Como a nobre genitora enxugasse os olhos em pranto, observava, rebelde:
- Não precisará desfiar o rosário de lágrimas. Para quê?
Era assim a situação entre Dona Matilde e a moça altaneira. A generosa senhora,
dedicada servidora do Cristo, já não sabia como proceder. Viúva, com três filhas
solteiras, desvelava-se, carinhosa, para que lhes não faltasse o necessário.
Sacrificava-se continuadamente pelo bem-estar delas. Privava-se de satisfações
próprias, sujeitava-se ao trabalho mal remunerado, desequilibrava a saúde pelo
excesso de atividade nas obrigações diárias, substituindo a falta do esposo e
atendendo ao próprio dever. Se Eulália e Cassilda, as duas filhas mais novas, de
alguma sorte lhe compreendiam os sacrifícios, Emilinha, a mais velha, tratava-a
rudemente, sem a menor consideração. Criticava-lhe os mínimos gestos. Dona
Matilde raramente se dava ao prazer de palestrar com as visitas. Eram tão
ásperas as intromissões da filha, tão grosseiros os modos, ante a presença de
estranhos, que a nobre senhora se mantinha em silêncio, humilhada. Se comentava
o dever, referia-se Emilinha a conceitos modernos da vida; se aventurava uma
opinião inocente em qualquer assunto, tratava a filha de se mostrar superior.
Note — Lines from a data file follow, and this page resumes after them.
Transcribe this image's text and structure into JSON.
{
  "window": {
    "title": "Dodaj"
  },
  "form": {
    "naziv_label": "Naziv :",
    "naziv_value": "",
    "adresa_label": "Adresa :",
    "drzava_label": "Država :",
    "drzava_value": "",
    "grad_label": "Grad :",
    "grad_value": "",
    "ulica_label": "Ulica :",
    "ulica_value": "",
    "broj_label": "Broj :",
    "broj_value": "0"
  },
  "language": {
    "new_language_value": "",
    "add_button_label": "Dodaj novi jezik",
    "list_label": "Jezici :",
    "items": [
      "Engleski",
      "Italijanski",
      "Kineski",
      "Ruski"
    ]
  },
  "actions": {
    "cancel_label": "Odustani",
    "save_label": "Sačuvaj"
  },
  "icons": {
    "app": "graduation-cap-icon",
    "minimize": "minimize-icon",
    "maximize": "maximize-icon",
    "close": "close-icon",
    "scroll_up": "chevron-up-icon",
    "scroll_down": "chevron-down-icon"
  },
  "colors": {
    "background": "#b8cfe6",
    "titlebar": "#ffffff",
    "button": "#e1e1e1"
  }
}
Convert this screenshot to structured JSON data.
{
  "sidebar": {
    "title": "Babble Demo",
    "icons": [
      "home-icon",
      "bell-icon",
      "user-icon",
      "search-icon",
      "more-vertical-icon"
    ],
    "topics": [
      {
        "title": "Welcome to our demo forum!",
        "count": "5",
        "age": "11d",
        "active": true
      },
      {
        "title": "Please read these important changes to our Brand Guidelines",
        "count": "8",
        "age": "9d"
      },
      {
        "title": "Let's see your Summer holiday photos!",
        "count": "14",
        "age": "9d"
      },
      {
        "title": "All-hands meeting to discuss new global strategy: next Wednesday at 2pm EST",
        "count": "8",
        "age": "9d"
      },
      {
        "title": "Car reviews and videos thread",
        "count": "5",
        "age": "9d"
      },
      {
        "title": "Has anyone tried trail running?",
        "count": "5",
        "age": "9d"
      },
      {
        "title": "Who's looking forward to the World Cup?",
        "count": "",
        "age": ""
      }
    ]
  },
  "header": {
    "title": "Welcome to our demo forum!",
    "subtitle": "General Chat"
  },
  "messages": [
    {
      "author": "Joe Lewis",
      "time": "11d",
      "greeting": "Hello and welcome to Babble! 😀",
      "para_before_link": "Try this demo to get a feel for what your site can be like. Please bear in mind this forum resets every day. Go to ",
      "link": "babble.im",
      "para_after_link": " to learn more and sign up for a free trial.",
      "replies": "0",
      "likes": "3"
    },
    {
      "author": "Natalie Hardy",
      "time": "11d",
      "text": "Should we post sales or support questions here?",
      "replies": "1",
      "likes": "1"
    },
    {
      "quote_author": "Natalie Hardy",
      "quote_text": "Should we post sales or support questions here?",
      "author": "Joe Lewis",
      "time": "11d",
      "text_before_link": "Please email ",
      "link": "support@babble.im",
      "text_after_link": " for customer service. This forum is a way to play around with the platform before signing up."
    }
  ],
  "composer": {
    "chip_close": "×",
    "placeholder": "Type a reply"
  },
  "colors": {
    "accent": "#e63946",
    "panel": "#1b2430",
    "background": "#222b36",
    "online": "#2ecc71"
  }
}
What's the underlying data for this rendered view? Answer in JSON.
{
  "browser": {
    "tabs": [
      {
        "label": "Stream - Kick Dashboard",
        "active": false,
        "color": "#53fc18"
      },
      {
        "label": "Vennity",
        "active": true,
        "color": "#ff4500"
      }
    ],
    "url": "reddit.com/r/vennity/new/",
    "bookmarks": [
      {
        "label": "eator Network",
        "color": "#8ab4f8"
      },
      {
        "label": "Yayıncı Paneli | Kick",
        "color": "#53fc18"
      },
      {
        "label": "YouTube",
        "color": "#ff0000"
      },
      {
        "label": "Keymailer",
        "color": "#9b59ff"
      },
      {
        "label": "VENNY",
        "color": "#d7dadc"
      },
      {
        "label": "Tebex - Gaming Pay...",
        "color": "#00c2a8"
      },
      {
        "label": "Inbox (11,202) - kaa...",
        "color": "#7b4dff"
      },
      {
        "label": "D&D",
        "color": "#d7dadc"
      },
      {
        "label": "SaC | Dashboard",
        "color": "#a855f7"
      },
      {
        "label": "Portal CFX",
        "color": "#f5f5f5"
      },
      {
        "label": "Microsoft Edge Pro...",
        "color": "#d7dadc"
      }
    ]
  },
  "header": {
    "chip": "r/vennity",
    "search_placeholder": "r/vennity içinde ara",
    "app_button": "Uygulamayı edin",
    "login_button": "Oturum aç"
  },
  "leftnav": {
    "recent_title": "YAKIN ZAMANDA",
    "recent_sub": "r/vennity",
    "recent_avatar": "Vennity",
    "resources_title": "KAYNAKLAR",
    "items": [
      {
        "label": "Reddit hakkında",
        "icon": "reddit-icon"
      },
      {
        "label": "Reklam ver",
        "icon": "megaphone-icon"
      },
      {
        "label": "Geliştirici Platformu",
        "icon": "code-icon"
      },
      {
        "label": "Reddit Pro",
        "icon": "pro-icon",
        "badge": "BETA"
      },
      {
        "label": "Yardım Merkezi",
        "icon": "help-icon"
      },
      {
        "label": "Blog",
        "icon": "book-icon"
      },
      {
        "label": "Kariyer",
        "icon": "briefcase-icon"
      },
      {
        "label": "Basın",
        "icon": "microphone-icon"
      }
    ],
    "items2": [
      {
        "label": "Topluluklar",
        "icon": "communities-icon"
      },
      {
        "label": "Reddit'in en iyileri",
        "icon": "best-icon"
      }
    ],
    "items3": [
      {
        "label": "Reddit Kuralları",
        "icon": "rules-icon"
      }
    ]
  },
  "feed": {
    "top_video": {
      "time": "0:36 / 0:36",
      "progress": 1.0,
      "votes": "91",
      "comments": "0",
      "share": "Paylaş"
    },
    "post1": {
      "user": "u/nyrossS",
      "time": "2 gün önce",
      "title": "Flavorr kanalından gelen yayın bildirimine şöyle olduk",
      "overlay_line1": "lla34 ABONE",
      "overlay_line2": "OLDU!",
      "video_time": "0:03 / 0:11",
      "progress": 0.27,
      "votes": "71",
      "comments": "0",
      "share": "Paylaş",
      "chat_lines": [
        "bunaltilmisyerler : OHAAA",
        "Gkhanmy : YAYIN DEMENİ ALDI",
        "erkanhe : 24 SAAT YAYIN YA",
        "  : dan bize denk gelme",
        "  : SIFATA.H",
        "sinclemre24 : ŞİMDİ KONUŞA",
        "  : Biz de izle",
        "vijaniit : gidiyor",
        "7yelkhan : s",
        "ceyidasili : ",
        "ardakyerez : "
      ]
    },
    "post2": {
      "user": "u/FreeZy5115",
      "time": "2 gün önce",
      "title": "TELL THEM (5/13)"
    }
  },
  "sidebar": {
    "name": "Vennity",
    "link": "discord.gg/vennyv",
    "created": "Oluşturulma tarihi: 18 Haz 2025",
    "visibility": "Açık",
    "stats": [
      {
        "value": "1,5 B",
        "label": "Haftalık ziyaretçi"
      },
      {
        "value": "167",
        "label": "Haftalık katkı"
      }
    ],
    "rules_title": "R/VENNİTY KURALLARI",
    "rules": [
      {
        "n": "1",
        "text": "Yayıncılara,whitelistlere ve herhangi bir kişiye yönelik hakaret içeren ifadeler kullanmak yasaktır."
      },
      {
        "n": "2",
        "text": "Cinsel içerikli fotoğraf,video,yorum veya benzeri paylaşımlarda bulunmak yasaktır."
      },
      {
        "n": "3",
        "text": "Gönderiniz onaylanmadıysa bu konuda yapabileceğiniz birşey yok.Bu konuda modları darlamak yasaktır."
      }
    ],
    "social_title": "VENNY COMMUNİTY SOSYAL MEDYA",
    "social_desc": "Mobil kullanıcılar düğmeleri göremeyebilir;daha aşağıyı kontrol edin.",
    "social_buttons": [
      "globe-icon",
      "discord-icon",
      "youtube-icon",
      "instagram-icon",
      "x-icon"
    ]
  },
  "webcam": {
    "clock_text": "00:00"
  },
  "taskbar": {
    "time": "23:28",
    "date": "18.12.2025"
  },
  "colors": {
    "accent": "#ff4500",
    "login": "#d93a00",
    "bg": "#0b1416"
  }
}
Quando voltava Dona Matilde das reuniões evangélicas, reportando-se às
consolações e ensinamentos recolhidos, convertia-se a jovem num elemento
escarnecedor.
- Ora, mamãe – dizia, sarcástica -, com que então a senhora se consagrou à
teologia? Já não fala senão em assuntos de religião...
- Ah! Minha filha – replicava a genitora, cuidadosa na fé -, não sorrias da
verdade para que ela, mais tarde, não venha a sorrir de ti. Lembra-te de nossos
imperiosos deveres para com Jesus!
Após o riso mordaz, a filha revidava:
- A senhora adquiriu maneiras de sacerdote. Não concordo com as suas teorias de
sobrevivência e reencarnação.
E lembrando, enfática, as revistas cientificas que costumava compulsar, por
vaidade, concluía presunçosamente:
- Não passamos de experiência biológica da Natureza no campo da racionalidade
humana. O resto é ilusão, que devemos relegar ao fanatismo religioso.
A viúva, a principio, discutia e argumentava, esclarecendo-a com a verdade
espiritual, mas observando o endurecimento da filha, retraiu-se, pouco a pouco,
dando-lhe o exemplo da própria ação e abstendo-se de muitas palavras.
E Emilinha fez no mundo o que lhe pareceu melhor, nos domínios do capricho e da
irreflexão criminosa, contraindo pesados débitos e agravando responsabilidades,
surda às advertências maternas.
O tempo, a dor e a morte, todavia, são os cobradores da realidade. Ao influxo
desse trio implacável, tanto Dona Matilde quanto as filhas foram reconduzidas à
vida nova, além do túmulo.
Emilinha, porém, agora afastada do grupo familiar, experimentava rudes provações
em círculo de sombras. Era freqüentemente visitada pela mãezinha generosa, mas
lhe identificava a presença, nem lhe ouvia a voz encorajadora, por trazer a
mente absorvida por negras visões e vozes angustiadas.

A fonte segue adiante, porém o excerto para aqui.